Soon, I was finding and utilizing chokecherry, elderberry, red sumac, raspberries, both red and black, chicory, dandelion, day lilies, ground cherries, wild onion, wild grapes, and, most flavorful of all, wild strawberries.  In retrospect, I realize I bypassed plants.  One of my daughters once said, “If I have children, I shall send them to you so they can eat things like day lily buds, which you say taste much like green beans when steamed, buttered, and salt-and-peppered.”  The local forest preserve provided us with black walnuts and hickory nuts and, when springs freshened, watercress for a short time.  Our property was planted with many fruit trees:  apple, apricot, peach, pear, plum, crabapple; there were also five long rows of Concord grapes.  We were blessed.
 
In New Mexico, I am finally learning to forage for wild foods, having in Spring been taken on a hunt for chimija and just recently being given a large haul of wild spinach—aka, lamb’s quarters and pigweed—so I could cook delicious quelites.  A friend promises me he will soon help me find sorrel along the Abiquiu roadsides.  This summer, I shall dig up chicory root and roast it to add to coffee.  Right now, I am expecting a windfall of verdolaga, most of which shall be cooked in the local style with bacon and onions.  Some of it will definitely go into the Bode family recipe for verdolaga salad.  I hope our readers will try this salad.  If so, please let me know.
PictureTillie and Martin Bode
Verdolaga Salad

This unusual salad is a favorite of the family of Martin Bode, prominent Abiquiu merchant.  Verdolaga (purslane in English) is a succulent that appears in Northern New Mexico gardens starting in June.  Now usually considered a weed, this nutritious plant was once cultivated in American gardens for culinary and medicinal use.  Verdolaga is a rich source of Vitamins A and C and also of riboflavin and especially of iron.  This is Tillie (Mrs.

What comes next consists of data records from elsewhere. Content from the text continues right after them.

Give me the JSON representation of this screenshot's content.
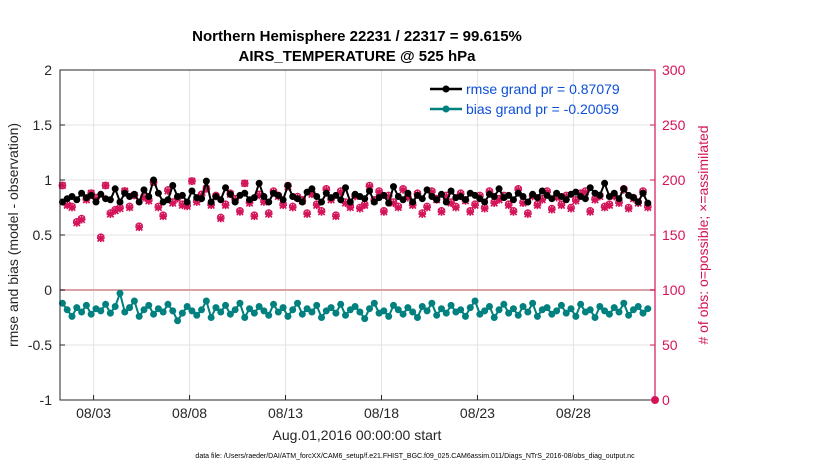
{
  "chart_data": {
    "type": "line",
    "title": "Northern Hemisphere 22231 / 22317 = 99.615%",
    "subtitle": "AIRS_TEMPERATURE @ 525 hPa",
    "xlabel": "Aug.01,2016 00:00:00 start",
    "ylabel": "rmse and bias (model - observation)",
    "y2label": "# of obs: o=possible; ×=assimilated",
    "footer": "data file: /Users/raeder/DAI/ATM_forcXX/CAM6_setup/f.e21.FHIST_BGC.f09_025.CAM6assim.011/Diags_NTrS_2016-08/obs_diag_output.nc",
    "x_tick_labels": [
      "08/03",
      "08/08",
      "08/13",
      "08/18",
      "08/23",
      "08/28"
    ],
    "x_tick_values": [
      3,
      8,
      13,
      18,
      23,
      28
    ],
    "xlim": [
      1.25,
      32.25
    ],
    "ylim": [
      -1,
      2
    ],
    "y_tick_labels": [
      "-1",
      "-0.5",
      "0",
      "0.5",
      "1",
      "1.5",
      "2"
    ],
    "y2lim": [
      0,
      300
    ],
    "y2_tick_labels": [
      "0",
      "50",
      "100",
      "150",
      "200",
      "250",
      "300"
    ],
    "grid": true,
    "legend_position": "top-right",
    "colors": {
      "rmse": "#000000",
      "bias": "#00807f",
      "obs": "#d4145a",
      "zero_line": "#d9a0a6",
      "legend_text": "#0b4fd8"
    },
    "x": [
      1.375,
      1.625,
      1.875,
      2.125,
      2.375,
      2.625,
      2.875,
      3.125,
      3.375,
      3.625,
      3.875,
      4.125,
      4.375,
      4.625,
      4.875,
      5.125,
      5.375,
      5.625,
      5.875,
      6.125,
      6.375,
      6.625,
      6.875,
      7.125,
      7.375,
      7.625,
      7.875,
      8.125,
      8.375,
      8.625,
      8.875,
      9.125,
      9.375,
      9.625,
      9.875,
      10.125,
      10.375,
      10.625,
      10.875,
      11.125,
      11.375,
      11.625,
      11.875,
      12.125,
      12.375,
      12.625,
      12.875,
      13.125,
      13.375,
      13.625,
      13.875,
      14.125,
      14.375,
      14.625,
      14.875,
      15.125,
      15.375,
      15.625,
      15.875,
      16.125,
      16.375,
      16.625,
      16.875,
      17.125,
      17.375,
      17.625,
      17.875,
      18.125,
      18.375,
      18.625,
      18.875,
      19.125,
      19.375,
      19.625,
      19.875,
      20.125,
      20.375,
      20.625,
      20.875,
      21.125,
      21.375,
      21.625,
      21.875,
      22.125,
      22.375,
      22.625,
      22.875,
      23.125,
      23.375,
      23.625,
      23.875,
      24.125,
      24.375,
      24.625,
      24.875,
      25.125,
      25.375,
      25.625,
      25.875,
      26.125,
      26.375,
      26.625,
      26.875,
      27.125,
      27.375,
      27.625,
      27.875,
      28.125,
      28.375,
      28.625,
      28.875,
      29.125,
      29.375,
      29.625,
      29.875,
      30.125,
      30.375,
      30.625,
      30.875,
      31.125,
      31.375,
      31.625,
      31.875
    ],
    "series": [
      {
        "name": "rmse grand pr = 0.87079",
        "values": [
          0.8,
          0.83,
          0.85,
          0.82,
          0.88,
          0.84,
          0.86,
          0.8,
          0.87,
          0.83,
          0.82,
          0.92,
          0.8,
          0.88,
          0.85,
          0.87,
          0.8,
          0.91,
          0.85,
          1.0,
          0.88,
          0.8,
          0.82,
          0.95,
          0.85,
          0.86,
          0.8,
          0.9,
          0.84,
          0.83,
          0.99,
          0.8,
          0.85,
          0.82,
          0.93,
          0.87,
          0.8,
          0.86,
          0.88,
          0.82,
          0.84,
          0.97,
          0.85,
          0.8,
          0.88,
          0.86,
          0.82,
          0.95,
          0.85,
          0.83,
          0.8,
          0.89,
          0.92,
          0.85,
          0.8,
          0.88,
          0.84,
          0.86,
          0.82,
          0.93,
          0.8,
          0.87,
          0.85,
          0.83,
          0.9,
          0.8,
          0.84,
          0.86,
          0.79,
          0.94,
          0.85,
          0.82,
          0.88,
          0.8,
          0.86,
          0.83,
          0.91,
          0.85,
          0.82,
          0.87,
          0.8,
          0.9,
          0.84,
          0.85,
          0.82,
          0.88,
          0.86,
          0.83,
          0.8,
          0.87,
          0.85,
          0.92,
          0.84,
          0.86,
          0.82,
          0.88,
          0.85,
          0.8,
          0.87,
          0.84,
          0.9,
          0.86,
          0.83,
          0.88,
          0.85,
          0.82,
          0.87,
          0.89,
          0.85,
          0.83,
          0.93,
          0.88,
          0.86,
          0.97,
          0.85,
          0.88,
          0.83,
          0.92,
          0.86,
          0.84,
          0.8,
          0.88,
          0.79
        ]
      },
      {
        "name": "bias grand pr = -0.20059",
        "values": [
          -0.12,
          -0.18,
          -0.24,
          -0.16,
          -0.2,
          -0.14,
          -0.22,
          -0.17,
          -0.19,
          -0.13,
          -0.21,
          -0.15,
          -0.03,
          -0.2,
          -0.16,
          -0.1,
          -0.24,
          -0.18,
          -0.14,
          -0.22,
          -0.17,
          -0.2,
          -0.13,
          -0.19,
          -0.28,
          -0.21,
          -0.15,
          -0.19,
          -0.23,
          -0.18,
          -0.1,
          -0.25,
          -0.16,
          -0.2,
          -0.14,
          -0.22,
          -0.18,
          -0.12,
          -0.25,
          -0.17,
          -0.21,
          -0.15,
          -0.19,
          -0.23,
          -0.13,
          -0.2,
          -0.16,
          -0.24,
          -0.18,
          -0.12,
          -0.22,
          -0.17,
          -0.2,
          -0.14,
          -0.25,
          -0.19,
          -0.16,
          -0.21,
          -0.13,
          -0.23,
          -0.18,
          -0.15,
          -0.2,
          -0.26,
          -0.17,
          -0.12,
          -0.21,
          -0.19,
          -0.24,
          -0.14,
          -0.18,
          -0.22,
          -0.16,
          -0.2,
          -0.25,
          -0.15,
          -0.19,
          -0.12,
          -0.23,
          -0.17,
          -0.21,
          -0.14,
          -0.2,
          -0.18,
          -0.24,
          -0.16,
          -0.1,
          -0.22,
          -0.19,
          -0.15,
          -0.25,
          -0.18,
          -0.13,
          -0.21,
          -0.17,
          -0.23,
          -0.15,
          -0.2,
          -0.12,
          -0.24,
          -0.18,
          -0.16,
          -0.22,
          -0.19,
          -0.14,
          -0.21,
          -0.17,
          -0.24,
          -0.13,
          -0.2,
          -0.18,
          -0.25,
          -0.15,
          -0.19,
          -0.22,
          -0.16,
          -0.2,
          -0.12,
          -0.23,
          -0.18,
          -0.15,
          -0.21,
          -0.17
        ]
      }
    ],
    "obs_count": {
      "name": "# of obs",
      "possible": [
        195,
        178,
        176,
        162,
        165,
        183,
        188,
        184,
        148,
        195,
        170,
        173,
        175,
        190,
        176,
        186,
        158,
        185,
        182,
        198,
        176,
        168,
        191,
        180,
        184,
        178,
        177,
        199,
        181,
        187,
        192,
        178,
        186,
        166,
        178,
        188,
        183,
        172,
        197,
        180,
        168,
        187,
        181,
        170,
        190,
        186,
        178,
        195,
        176,
        185,
        182,
        170,
        188,
        178,
        172,
        192,
        183,
        168,
        190,
        180,
        176,
        186,
        175,
        178,
        195,
        182,
        190,
        172,
        186,
        180,
        176,
        192,
        185,
        178,
        188,
        170,
        176,
        190,
        183,
        172,
        186,
        180,
        176,
        188,
        182,
        172,
        178,
        186,
        175,
        190,
        180,
        183,
        186,
        178,
        172,
        192,
        180,
        170,
        186,
        178,
        183,
        190,
        174,
        185,
        178,
        186,
        175,
        182,
        188,
        190,
        172,
        183,
        186,
        176,
        178,
        186,
        180,
        192,
        175,
        184,
        180,
        190,
        176
      ],
      "assimilated": [
        195,
        177,
        175,
        161,
        164,
        182,
        188,
        183,
        147,
        195,
        169,
        172,
        174,
        190,
        175,
        186,
        157,
        184,
        181,
        198,
        175,
        167,
        190,
        179,
        183,
        177,
        176,
        199,
        180,
        186,
        192,
        177,
        185,
        165,
        177,
        187,
        182,
        171,
        197,
        179,
        167,
        186,
        180,
        169,
        189,
        185,
        177,
        194,
        175,
        184,
        181,
        169,
        187,
        177,
        171,
        191,
        182,
        167,
        189,
        179,
        175,
        185,
        174,
        177,
        194,
        181,
        189,
        171,
        185,
        179,
        175,
        191,
        184,
        177,
        187,
        169,
        175,
        189,
        182,
        171,
        185,
        179,
        175,
        187,
        181,
        171,
        177,
        185,
        174,
        189,
        179,
        182,
        185,
        177,
        171,
        191,
        179,
        169,
        185,
        177,
        182,
        189,
        173,
        184,
        177,
        185,
        174,
        181,
        187,
        189,
        171,
        182,
        185,
        175,
        177,
        185,
        179,
        191,
        174,
        183,
        179,
        189,
        175
      ]
    }
  }
}
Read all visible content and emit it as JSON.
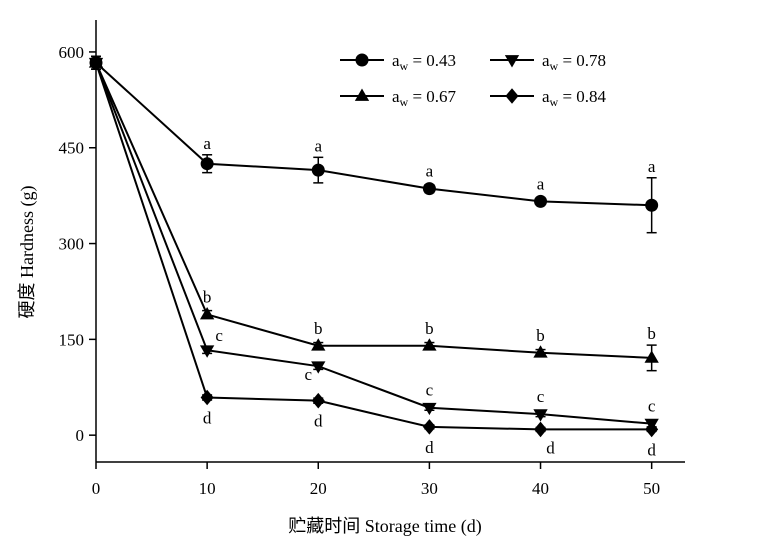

Martin) Bode’s recipe.

Picture
Verdolaga
​1 large onion, diced
salt/pepper
white vinegar
​Place diced onion in the bottom of a large bowl.
Salt/pepper onion to taste, stirring well.
Sprinkle seasoned onion with vinegar, stirring again.
1 can oil-packed sardines
​Empty contents of can, including oil, onto the onion, mashing vigorously to combine sardines with onion.
several handfuls of
verdolaga
Prepare verdolaga by cutting off roots and coarse stems.  Soak verdolaga in a generous quantity of water; rinse off sandy grit; repeat as necessary.  Dry on paper toweling.

​
Chop verdolaga and add it to onion-and-sardine mixture, tossing salad thoroughly.
​option:
1 teaspoon Dijon mustard
juice of 1 lemon
​While Tillie Bode’s recipe does not include mustard and lemon juice, their addition enhances this peppy and very healthy salad.